ABC was the only network to file from Baghdad. Miguel Marquez (embargoed link) called "the stakes incredibly high for this fragile Shiite government" as Prime Minister Nouri al-Maliki gave the Mahdi Army, the Shiite militia, 72 hours to disarm itself. Marquez identified Muqtada al-Sadr, the opposition politician who leads the militia, as an "anti-American cleric." Marquez reported that 30,000 Iraqi troops have been committed to Basra in order to enforce al-Maliki's ultimatum. At the Pentagon, NBC's Jim Miklaszewski offered differing details. He characterized the raid on Basra as an attempt "to take back control of the city from renegade Shiite militias" plural. He reckoned the government force was smaller--between 15,000 and 20,000--and made up of a combination of soldiers and police officers.

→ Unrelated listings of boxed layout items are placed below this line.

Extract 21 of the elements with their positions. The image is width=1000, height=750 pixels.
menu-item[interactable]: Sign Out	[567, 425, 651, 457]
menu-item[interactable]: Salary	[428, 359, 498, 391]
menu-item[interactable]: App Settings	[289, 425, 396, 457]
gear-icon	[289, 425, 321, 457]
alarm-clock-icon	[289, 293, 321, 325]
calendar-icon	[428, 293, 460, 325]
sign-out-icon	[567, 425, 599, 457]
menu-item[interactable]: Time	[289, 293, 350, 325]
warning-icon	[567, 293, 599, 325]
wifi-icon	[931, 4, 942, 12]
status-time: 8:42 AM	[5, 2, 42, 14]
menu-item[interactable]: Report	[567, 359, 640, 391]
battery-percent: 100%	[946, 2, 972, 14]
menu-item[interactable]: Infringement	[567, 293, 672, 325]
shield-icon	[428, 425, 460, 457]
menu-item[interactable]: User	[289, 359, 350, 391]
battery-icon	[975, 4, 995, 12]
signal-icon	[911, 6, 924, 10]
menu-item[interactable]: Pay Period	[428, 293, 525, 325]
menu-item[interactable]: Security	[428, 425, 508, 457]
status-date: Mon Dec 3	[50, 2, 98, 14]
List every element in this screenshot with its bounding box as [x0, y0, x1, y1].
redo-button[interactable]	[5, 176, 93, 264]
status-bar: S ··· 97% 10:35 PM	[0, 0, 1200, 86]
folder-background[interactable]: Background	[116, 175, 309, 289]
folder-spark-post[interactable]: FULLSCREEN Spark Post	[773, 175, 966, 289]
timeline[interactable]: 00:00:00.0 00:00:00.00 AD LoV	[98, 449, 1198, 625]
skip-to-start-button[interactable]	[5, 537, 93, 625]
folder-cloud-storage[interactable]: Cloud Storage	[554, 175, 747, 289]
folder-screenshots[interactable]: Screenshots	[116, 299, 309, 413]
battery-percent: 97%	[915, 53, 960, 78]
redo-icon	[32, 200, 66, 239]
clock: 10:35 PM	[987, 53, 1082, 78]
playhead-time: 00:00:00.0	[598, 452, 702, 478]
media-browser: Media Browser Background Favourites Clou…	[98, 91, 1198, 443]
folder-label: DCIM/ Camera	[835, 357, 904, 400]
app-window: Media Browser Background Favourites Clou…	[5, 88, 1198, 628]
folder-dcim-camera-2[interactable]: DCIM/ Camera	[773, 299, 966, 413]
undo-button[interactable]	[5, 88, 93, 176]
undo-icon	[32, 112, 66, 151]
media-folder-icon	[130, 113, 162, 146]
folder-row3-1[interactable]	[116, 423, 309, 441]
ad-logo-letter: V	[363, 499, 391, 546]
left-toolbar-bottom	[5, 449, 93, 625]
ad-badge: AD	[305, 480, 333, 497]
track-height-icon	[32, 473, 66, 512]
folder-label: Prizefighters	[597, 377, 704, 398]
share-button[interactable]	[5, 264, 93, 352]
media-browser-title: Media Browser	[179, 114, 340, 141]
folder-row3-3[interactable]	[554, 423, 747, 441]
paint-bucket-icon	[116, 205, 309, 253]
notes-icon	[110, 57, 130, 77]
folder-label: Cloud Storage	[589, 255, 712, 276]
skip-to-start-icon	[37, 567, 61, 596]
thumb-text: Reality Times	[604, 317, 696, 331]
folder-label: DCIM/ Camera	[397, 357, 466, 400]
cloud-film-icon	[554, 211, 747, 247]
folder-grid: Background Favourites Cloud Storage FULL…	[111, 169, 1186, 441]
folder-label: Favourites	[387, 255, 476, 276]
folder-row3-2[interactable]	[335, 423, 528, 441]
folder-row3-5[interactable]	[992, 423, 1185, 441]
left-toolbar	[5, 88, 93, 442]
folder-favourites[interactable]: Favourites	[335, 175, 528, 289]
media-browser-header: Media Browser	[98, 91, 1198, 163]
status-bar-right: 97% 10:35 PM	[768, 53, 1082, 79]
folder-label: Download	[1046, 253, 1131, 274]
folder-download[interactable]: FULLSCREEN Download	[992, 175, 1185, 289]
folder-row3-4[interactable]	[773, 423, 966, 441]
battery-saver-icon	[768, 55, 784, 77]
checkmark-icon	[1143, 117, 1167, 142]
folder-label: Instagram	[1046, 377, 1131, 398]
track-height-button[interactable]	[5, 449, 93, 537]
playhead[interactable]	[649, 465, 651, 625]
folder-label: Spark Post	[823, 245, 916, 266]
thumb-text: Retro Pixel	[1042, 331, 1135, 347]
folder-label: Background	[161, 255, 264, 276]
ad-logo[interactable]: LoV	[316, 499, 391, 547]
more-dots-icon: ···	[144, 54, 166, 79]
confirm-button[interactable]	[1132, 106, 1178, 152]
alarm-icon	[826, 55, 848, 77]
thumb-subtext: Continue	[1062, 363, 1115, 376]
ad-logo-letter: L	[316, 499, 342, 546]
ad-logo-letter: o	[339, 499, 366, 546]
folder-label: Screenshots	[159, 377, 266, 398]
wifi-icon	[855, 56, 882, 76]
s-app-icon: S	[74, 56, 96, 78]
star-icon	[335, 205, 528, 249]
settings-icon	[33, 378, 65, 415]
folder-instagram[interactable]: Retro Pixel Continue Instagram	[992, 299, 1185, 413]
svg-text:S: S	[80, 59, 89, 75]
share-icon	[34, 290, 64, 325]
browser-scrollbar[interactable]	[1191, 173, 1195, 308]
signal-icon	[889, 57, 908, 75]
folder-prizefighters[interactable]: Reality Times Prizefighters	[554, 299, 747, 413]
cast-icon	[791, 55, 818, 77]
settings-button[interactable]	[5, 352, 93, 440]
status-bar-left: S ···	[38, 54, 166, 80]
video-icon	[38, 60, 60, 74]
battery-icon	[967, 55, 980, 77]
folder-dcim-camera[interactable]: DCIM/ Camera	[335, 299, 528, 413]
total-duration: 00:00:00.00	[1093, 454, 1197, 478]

Neither Marquez nor Miklaszewski examined whatever political disputes there might be between al-Maliki and al-Sadr. Marquez depicted the attack on the Mahdi Army as a law enforcement measure, "to contain the widespread crime and violence that have made Basra, Iraq's second largest city, the most dangerous place in the country."
ABC's Pentagon man Jonathan Karl pointed out that the recent reduction in violence in Iraq "has been attributed to three factors"--US military reinforcements, the so-called surge; the decision by formerly insurgent Sunni tribes to switch sides; and "the Mahdi Army's ceasefire." With five US combat brigades leaving Iraq by July and the Mahdi Army now under military attack "all three of those factors may be in jeopardy."

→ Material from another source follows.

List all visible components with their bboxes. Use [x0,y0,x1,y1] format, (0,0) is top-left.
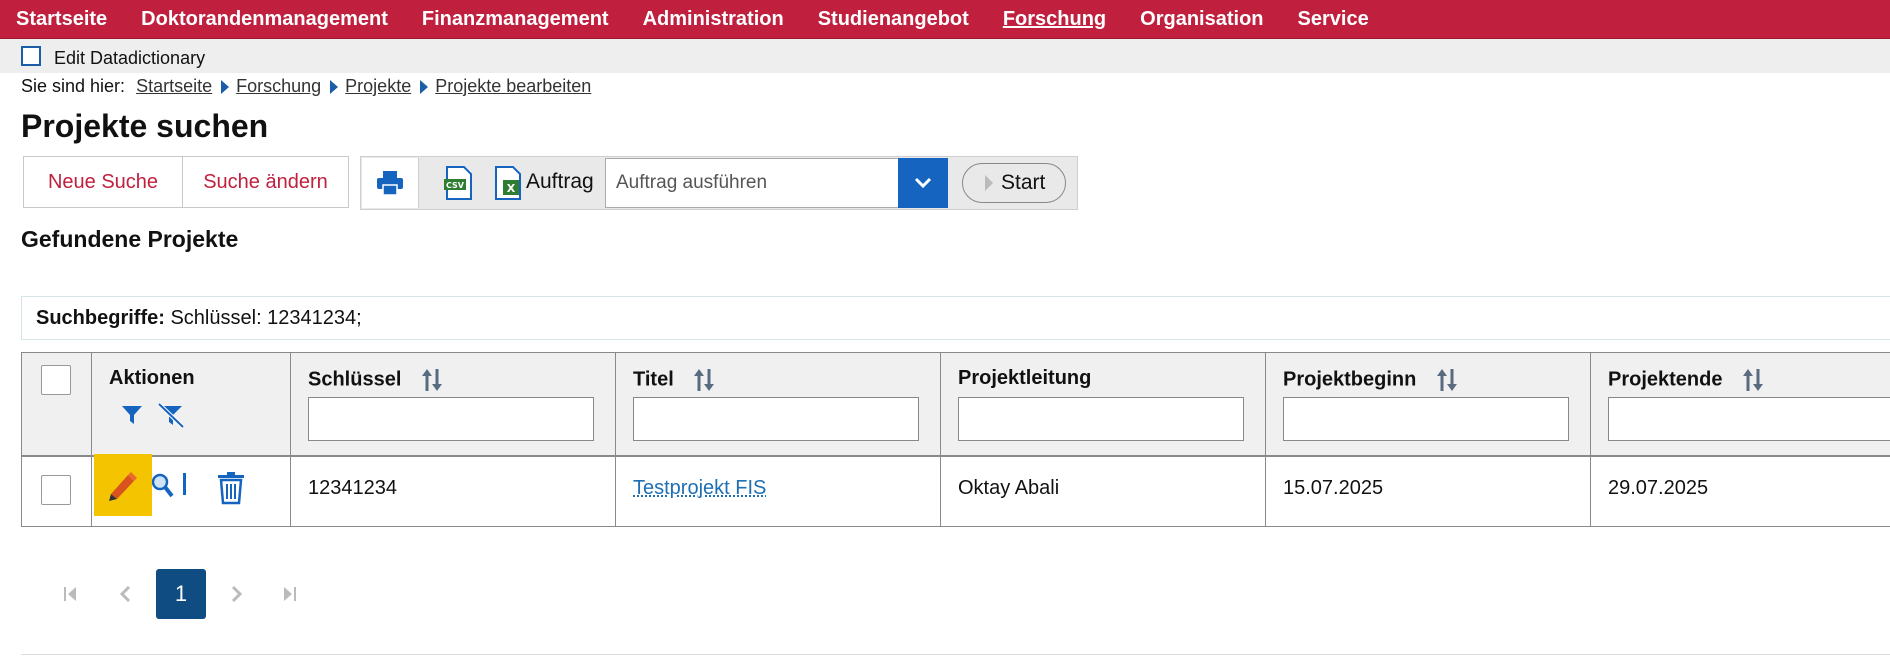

CBS' David Martin focused on the advice on troop deployments given to the Commander in Chief. The Joint Chiefs of Staff warned George Bush that "more US troops may soon be needed in Afghanistan." Martin reported that they endorsed a plan by Gen David Petraeus, the commander in Iraq, not to reduce troop levels there below 140,000. In doing so they are "leaving the President with a stark choice of pulling too many troops out of Iraq or putting too few in Afghanistan."